Masyarakat Sikka sebagai Aktor Moral
Sejak 1 Maret 1958 kabupaten Sikka berdiri dengan masyarakatnya yang sangat mencintai nilai-nilai kebudayaan. Bahkan lama sebelum itu, kewajiban untuk melakukan tindakan-tindakan moral sudah menjadi habitus sosial. Orang-orang Sikka menyadari dirinya sebagai aktor moral saat menata tingkah laku dan perbuatannya setiap hari. Kita memberikan apresiasi yang mulia atas kesetiaannya menjaga dan melestarikan nilai-nilai moral hingga saat ini. Suatu kebanggaan tersendiri jika kita dibesarkan pada lingkungan yang sangat kental akan nilai-nilai moral. Sejak awal kita diperkenalkan dengan norma-norma yang diakui secara bersama sebagai patokan dalam berperilaku dan bertindak. Hal ini membuktikan bahwa nilai-nilai moral yang dihayati sudah menjadi akar dan pastinya menjadi kekuatan bagi mayarakat Sikka sendiri.

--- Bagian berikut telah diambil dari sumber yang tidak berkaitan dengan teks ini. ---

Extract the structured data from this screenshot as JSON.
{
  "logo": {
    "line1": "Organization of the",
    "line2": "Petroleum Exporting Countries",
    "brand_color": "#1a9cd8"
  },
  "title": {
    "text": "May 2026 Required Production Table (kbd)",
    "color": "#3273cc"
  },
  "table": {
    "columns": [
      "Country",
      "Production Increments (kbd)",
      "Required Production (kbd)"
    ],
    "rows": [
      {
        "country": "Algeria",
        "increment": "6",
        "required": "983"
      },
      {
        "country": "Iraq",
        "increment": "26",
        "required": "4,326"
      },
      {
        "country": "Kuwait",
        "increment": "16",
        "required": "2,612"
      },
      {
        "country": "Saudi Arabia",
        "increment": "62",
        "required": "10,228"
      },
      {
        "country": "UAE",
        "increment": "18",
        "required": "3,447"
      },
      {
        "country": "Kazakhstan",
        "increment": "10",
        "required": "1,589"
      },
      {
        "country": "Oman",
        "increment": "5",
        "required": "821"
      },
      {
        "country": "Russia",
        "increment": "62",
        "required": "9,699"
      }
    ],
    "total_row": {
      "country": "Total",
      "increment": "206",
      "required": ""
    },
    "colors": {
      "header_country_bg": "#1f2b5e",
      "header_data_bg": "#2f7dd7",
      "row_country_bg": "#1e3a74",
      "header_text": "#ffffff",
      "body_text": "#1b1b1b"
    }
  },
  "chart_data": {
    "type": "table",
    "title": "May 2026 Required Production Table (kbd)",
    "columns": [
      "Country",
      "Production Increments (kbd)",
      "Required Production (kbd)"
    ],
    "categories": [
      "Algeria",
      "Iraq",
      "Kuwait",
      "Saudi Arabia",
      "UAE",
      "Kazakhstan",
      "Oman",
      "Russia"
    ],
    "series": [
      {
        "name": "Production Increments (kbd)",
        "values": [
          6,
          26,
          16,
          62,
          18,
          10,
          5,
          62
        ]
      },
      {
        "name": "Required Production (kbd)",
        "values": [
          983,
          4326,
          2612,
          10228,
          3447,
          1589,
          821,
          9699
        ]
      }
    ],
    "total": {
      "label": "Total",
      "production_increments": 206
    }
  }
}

Sebagai aktor moral masyarakat Sikka sepatutnya merasakan suatu gejala yang mengancam nilai-nilai moral. Gejala-gejala yang mulai muncul jika dibiarkan begitu saja tanpa kesadaran yang aktif, akan mengakibatkan kekacauan pada tatanan hidup secara khusus dalam penghayatan nilai-nilai moral. Gejala-gejala yang dimaksud secara garis lurus menjurus pada tindakan-tindakan yang melenceng jauh dari nilai-nilai moral, seperti kekerasan seksual terhadap anak di bawah umur, pelecehan seksual yang mengorbankan kaum perempuan, kekerasan seksual dalam rumah tangga, tindakan perdagangan orang, dan kerja sama gelap untuk kepentingan eksploitasi seks. Sangat disayangkan jika praktik-praktik amoral ini berkembang dengan bebasnya di tengah lingkungan. Hendaknya kesadaran sebagai aktor moral tidak menjadi suatu kebanggaan semu, tetapi menjadi landasan dasar yang dipraktikan secara nyata dan aktual. Oleh karena itu kita sepakat bahwa seluruh masyarakat Sikka memiliki tanggung jawab moral untuk mengobati situasi chaos saat ini.
Kesimpulan
Pada akhirnya kita semua secara khusus masyarakat kabupaten Sikka diajak untuk bersama-sama mengembalikan eksistensi dirinya sebagi aktor moral. Kesadaran untuk melihat kasus seksual sebagai tantangan moral, perlu dipraktikan dalam tindakan dan perbuatan nyata. Selain itu harus membagun habitus moral yang mendorong anak-anak untuk lebih peka dan kritis terhadap tantangan zaman. Hal ini menjadi harapan yang memerlukan tanggapan positif dan aktif dari masyakat Nian Tana Sikka.